The husband continued... "Do you remember when he shoved the shotgun in
my
face and said, 'Either you marry my daughter, or I will send you to
jail
for 20 years?'"
"I remember that too" she replied softly.
He wiped another tear from his cheek and said......
"I would have gotten out today.
Just the other day, an old lady was filling up her car at a gas station. Accidentally overfilling the tank, she gets a little gas on her sleeve. Annoyed but unconcerned, she gets back on the highway. A little while later, she decided to have a smoke. When she lights her lighter, her sleeve catches fire. Her wild swerving catches the attention of a cop who pulls her over. As soon as her car stops, the woman gets out and waves her still flaming hand at the policeman. The policemen immediately whips out his gun and shoots her down.
What did the bean say to the bean?
"How you bean?"
What did the dune say to the dune?
"How you dune?"
What did the bean say to the dune?
"How you bean, dune?"
Yea, that one's really dumb. lol
There are two potatos in an oven, roasting away. One potato rolls over to the other one and says, "Gosh, It's getting quite warm in here, don't you think?"

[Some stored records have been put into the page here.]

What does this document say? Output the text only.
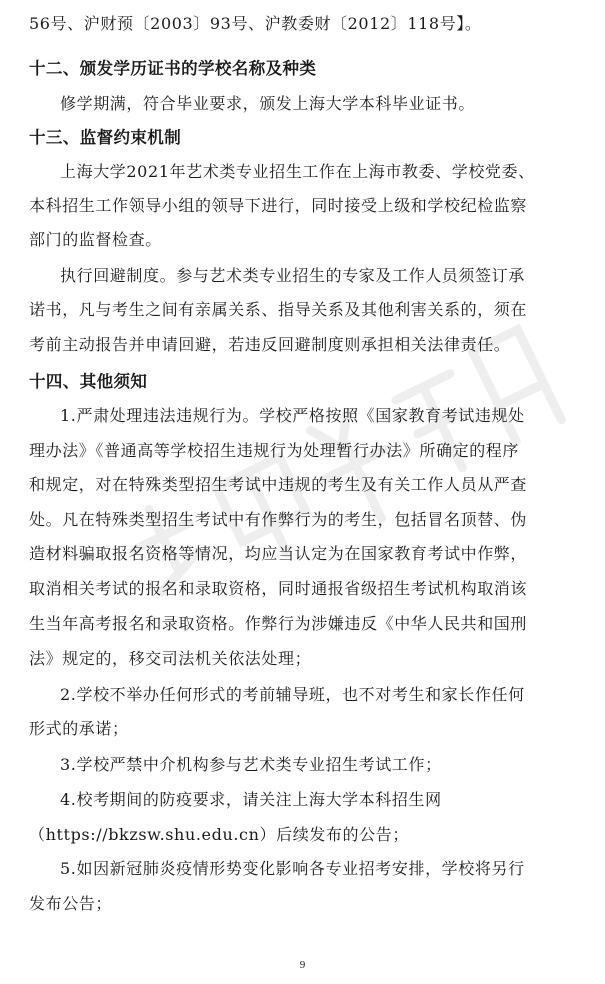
56号、沪财预〔2003〕93号、沪教委财〔2012〕118号】。
十二、颁发学历证书的学校名称及种类
修学期满，符合毕业要求，颁发上海大学本科毕业证书。
十三、监督约束机制
上海大学2021年艺术类专业招生工作在上海市教委、学校党委、
本科招生工作领导小组的领导下进行，同时接受上级和学校纪检监察
部门的监督检查。
执行回避制度。参与艺术类专业招生的专家及工作人员须签订承
诺书，凡与考生之间有亲属关系、指导关系及其他利害关系的，须在
考前主动报告并申请回避，若违反回避制度则承担相关法律责任。
十四、其他须知
1.严肃处理违法违规行为。学校严格按照《国家教育考试违规处
理办法》《普通高等学校招生违规行为处理暂行办法》所确定的程序
和规定，对在特殊类型招生考试中违规的考生及有关工作人员从严查
处。凡在特殊类型招生考试中有作弊行为的考生，包括冒名顶替、伪
造材料骗取报名资格等情况，均应当认定为在国家教育考试中作弊，
取消相关考试的报名和录取资格，同时通报省级招生考试机构取消该
生当年高考报名和录取资格。作弊行为涉嫌违反《中华人民共和国刑
法》规定的，移交司法机关依法处理；
2.学校不举办任何形式的考前辅导班，也不对考生和家长作任何
形式的承诺；
3.学校严禁中介机构参与艺术类专业招生考试工作；
4.校考期间的防疫要求，请关注上海大学本科招生网
（https://bkzsw.shu.edu.cn）后续发布的公告；
5.如因新冠肺炎疫情形势变化影响各专业招考安排，学校将另行
发布公告；
9
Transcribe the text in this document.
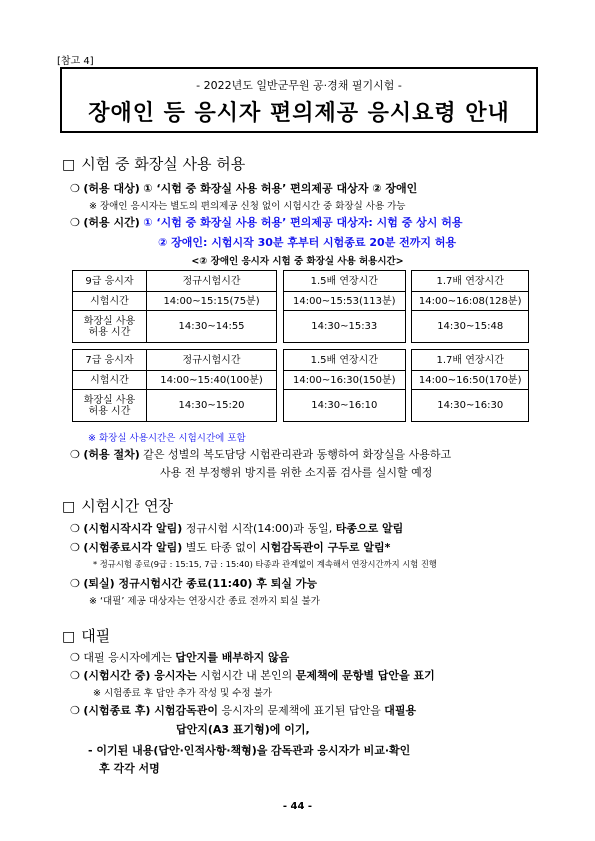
[참고 4]
- 2022년도 일반군무원 공·경채 필기시험 -
장애인 등 응시자 편의제공 응시요령 안내
□ 시험 중 화장실 사용 허용
❍ (허용 대상) ① ‘시험 중 화장실 사용 허용’ 편의제공 대상자 ② 장애인
※ 장애인 응시자는 별도의 편의제공 신청 없이 시험시간 중 화장실 사용 가능
❍ (허용 시간) ① ‘시험 중 화장실 사용 허용’ 편의제공 대상자: 시험 중 상시 허용
② 장애인: 시험시작 30분 후부터 시험종료 20분 전까지 허용
<② 장애인 응시자 시험 중 화장실 사용 허용시간>
9급 응시자	정규시험시간		1.5배 연장시간		1.7배 연장시간
시험시간	14:00~15:15(75분)		14:00~15:53(113분)		14:00~16:08(128분)
화장실 사용
허용 시간	14:30~14:55		14:30~15:33		14:30~15:48
7급 응시자	정규시험시간		1.5배 연장시간		1.7배 연장시간
시험시간	14:00~15:40(100분)		14:00~16:30(150분)		14:00~16:50(170분)
화장실 사용
허용 시간	14:30~15:20		14:30~16:10		14:30~16:30
※ 화장실 사용시간은 시험시간에 포함
❍ (허용 절차) 같은 성별의 복도담당 시험관리관과 동행하여 화장실을 사용하고
사용 전 부정행위 방지를 위한 소지품 검사를 실시할 예정
□ 시험시간 연장
❍ (시험시작시각 알림) 정규시험 시작(14:00)과 동일, 타종으로 알림
❍ (시험종료시각 알림) 별도 타종 없이 시험감독관이 구두로 알림*
* 정규시험 종료(9급 : 15:15, 7급 : 15:40) 타종과 관계없이 계속해서 연장시간까지 시험 진행
❍ (퇴실) 정규시험시간 종료(11:40) 후 퇴실 가능
※ ‘대필’ 제공 대상자는 연장시간 종료 전까지 퇴실 불가
□ 대필
❍ 대필 응시자에게는 답안지를 배부하지 않음
❍ (시험시간 중) 응시자는 시험시간 내 본인의 문제책에 문항별 답안을 표기
※ 시험종료 후 답안 추가 작성 및 수정 불가
❍ (시험종료 후) 시험감독관이 응시자의 문제책에 표기된 답안을 대필용
답안지(A3 표기형)에 이기,
- 이기된 내용(답안·인적사항·책형)을 감독관과 응시자가 비교·확인
후 각각 서명
- 44 -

The other potato looks over and screams, "OH MY GOD! A TALKING POTATO!"
Two turtles go camping and pack a cooler with sandwiches and beer. After three days of walking, they arrive at a great spot but realize they've forgotten a bottle opener. The first turtle turns to the second and says, "You've gotta go back and get the opener or else we have no beer."
"No way," says the second. "By the time I get back, you will have eaten all the food."
"I promise I won't," says the turtle. "Just hurry!"
Nine full days pass and there's still no sign of the second turtle.
Exasperated and starving, the first turtle digs into the sandwiches. Suddenly, the second turtle pops out from behind a rock and yells, "I knew it! I'm not freakin' going!"